Shares Plunge as ARCA biopharma’s Gencaro Had Mixed Phase II Clinical Trial Results
ARCA biopharma, based in Westminster, Colorado, announced positive results from its Phase IIb clinical trial of Gencaro (bucindolol hydrochloride) in patients with atrial fibrillation (AF). However, there appears to be some cherry-picking of the data to give it a positive spin, rather than a more lukewarm, or potentially negative results. And investors have responded with shares down 56 percent in premarket trading.
The company’s clinical trial, GENETIC-AF, evaluated 267 patients from the U.S., Canada and Europe. Patients had AF with heart failure and reduced left ventricular ejection fraction (HFrEF). All patients showed a similar benefit compared to the active control, metoprolol succinate (TOPROL-XL). Which is to say, it didn’t show superiority, which was the goal of the trial. However, in population subsets, it did show superiority.
In the U.S. patients, 127 of 267 total patients, there was a trend of superior benefit, showing about a 30 percent risk reduction over TOPROL-XL. They also trended in a subset of patients whose heart rhythm was continuously monitored with Medtronic implanted devices, showing about a 51 percent risk reduction over TOPROL-XL.
The primary endpoint was time to recurrent AF, atrial flutter (AFL) or all-cause mortality (ACM). The company noted, “The trial was not powered to conventional significance for its endpoint and utilized Bayesian statistical modeling of predictive probability of success (PPoS) of the primary endpoint to estimate outcome if the trial had enrolled 620 patients with 330 primary events.”
Gencaro is a beta-blocker and mild vasodilator. Originally developed by Bristol-Myers Squibb Company, the active pharmaceutical ingredient, bucindolol hydrochloride, has been clinically tested in about 4,500 patients, including more than 3,250 patients in eight clinical trials in HFrEF patients.

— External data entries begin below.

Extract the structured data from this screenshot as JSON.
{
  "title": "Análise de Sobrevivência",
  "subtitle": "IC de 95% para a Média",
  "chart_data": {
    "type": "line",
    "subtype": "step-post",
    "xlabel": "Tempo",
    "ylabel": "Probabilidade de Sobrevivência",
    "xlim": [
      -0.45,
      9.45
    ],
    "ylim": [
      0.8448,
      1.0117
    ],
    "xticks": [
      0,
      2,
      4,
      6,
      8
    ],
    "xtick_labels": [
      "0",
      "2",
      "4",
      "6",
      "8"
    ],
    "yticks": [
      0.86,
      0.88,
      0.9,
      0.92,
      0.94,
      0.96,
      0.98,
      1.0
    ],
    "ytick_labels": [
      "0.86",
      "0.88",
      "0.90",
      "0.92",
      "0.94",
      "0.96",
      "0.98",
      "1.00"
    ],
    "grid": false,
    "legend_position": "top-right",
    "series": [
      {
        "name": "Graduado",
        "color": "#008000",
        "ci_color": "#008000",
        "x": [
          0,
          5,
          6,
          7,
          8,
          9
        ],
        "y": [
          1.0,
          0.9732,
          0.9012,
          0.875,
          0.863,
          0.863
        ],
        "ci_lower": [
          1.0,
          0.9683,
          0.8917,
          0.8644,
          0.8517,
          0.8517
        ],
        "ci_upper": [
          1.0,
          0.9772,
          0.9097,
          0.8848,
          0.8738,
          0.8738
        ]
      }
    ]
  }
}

“We are pleased to share these results from our GENETIC-AF clinical trial,” said Michael Bristow, ARCA’s president and chief executive officer, in a statement. “It should be emphasized that the control drug in the study, TOPROL-XL, although not FDA approved for this indication, has demonstrated efficacy in preventing AF in HFrEF. While we did observe some regional heterogeneity in effectiveness of Gencaro, we believe the treatment response observed in the U.S. population, which represents approximately half of the overall study population, support continued development of Gencaro as a genetically-targeted treatment for atrial fibrillation. As in all Phase II trials, which in part are conducted to elicit information relevant to the design for Phase III, elucidation of the reason(s) for regional heterogeneity could prove valuable for Phase III trial design.”
The company expects to meet with the U.S. Food and Drug Administration (FDA) in the second quarter of this year to review the Phase II data and develop a Phase III plan and trial structure. Investors appear doubtful, but many clinical trials are being built on subpopulation results, so the company may have a route forward, particularly given that the company’s focus is on genetically-identified treatments.
On November 16, 2017, the company announced that the European Patent Office issued a patent (EPO #2515899) for methods of treating cardiovascular disease and conditions with a thiol-substituted isosorbide mononitrate based on genetic targeting. The patent has been validated in 10 countries, Denmark, France, Germany, Ireland, Italy, Netherlands, Spain, Sweden, Switzerland and the UK. Related patents are pending in the U.S. and Canada.
“ARCA was founded on the belief that a precision medicine approach to drug development, tailoring medical treatment to functionally important genetic variants in drug targets that also serve as biomarkers, can enable more effective therapies, improve patient outcomes and reduce healthcare costs,” said Bristow, in a statement at the time. “The addition of AB171 to our genetically-targeted development pipeline, including the Gencaro atrial fibrillation-heart failure program, is consistent with that mission. We believe our experience with GENETIC-AF has established the feasibility of in-house design and execution of pharmacogenetics clinical trials, and has provided invaluable insights into this type of drug development.”